This is like AJAX all on the server side. All the hassle of async processing with none of the benefits.

1 comments

I think you misunderstood the article, the point of that technique is to greatly reduce the amount of database calls. We don't "pepper the templates with database calls", to the contrary, we avoid doing them on the spot like a bad implementation would. We treat the data needs for these objects all at once, as late as possible (so we can group the data fetching needs of as many objects as possible), greatly reducing the amount of DB calls needed.

We don't scan the HMTL either, this system doesn't have templates, this is another point of the technique. The data structure holding the output contains both DOM and objects precisely to avoid a templating syntax, which would be costly to scan.

The tree that contains intertwined objects and DOM is only traversed once, when it's echoed. The data resolution is done in passes, but doesn't require traversing the "output" tree.

Ok, so you're not writing "mysql_query()" in the middle of your templates, but you are letting them decide what data they need. Your view layer is pulling data down from the model layer. And the whole DOM-Object "intertwining" thing would worry me: how do you test it, for a start.
Only some of the data, when it makes sense to use that technique. Most of the data fetching on our pages is still done the old-fashioned MVC way. You can keep the best of both worlds by carefully selecting which parts you decide to defer. The technique is most interesting in situations where the relationship between controllers and views is complex and "bubbling" a new need for data inside a view's logic back to its controller is difficult. It makes even more sense to use when you identify similar needs in views/controllers pairs that are far in scope from each other. Like the AJAX example I gave, you can group DB queries across completely separate AJAX requests that have nothing to do with each other.
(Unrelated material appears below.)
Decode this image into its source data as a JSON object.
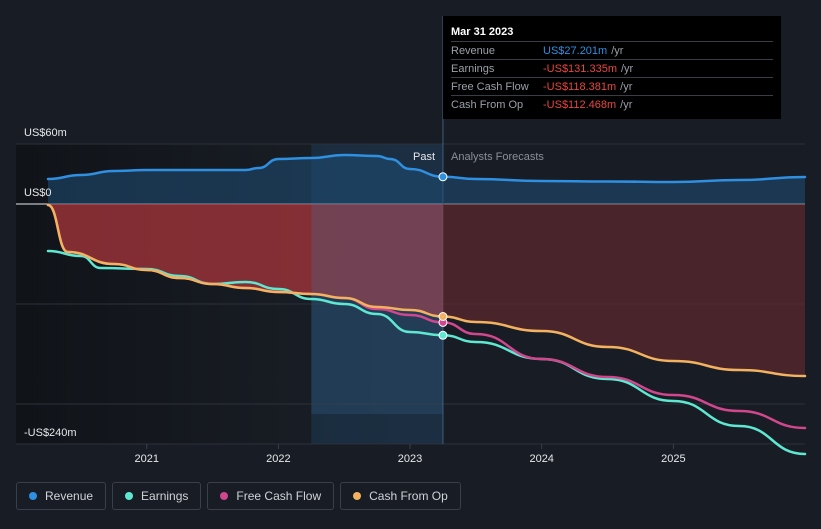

The intertwining part is quite straightforward to sanity check and unit test. For its output buffering aspect, PHP provides a way to check that you closed as many levels of buffering as you opened. As for object resolution, you can detect easily when things go wrong like attempting to render objects whose data hasn't been fetched by the resolution passes. It's difficult for me to prove "how safe" that part of the technique is without going into a lot of details about our implementation. That tool is so low-level for us that it's one of the most tested, error-checking areas of our code. When debugging you can also visualize the tree of intertwined DOM and objects at any stage of construction or resolution.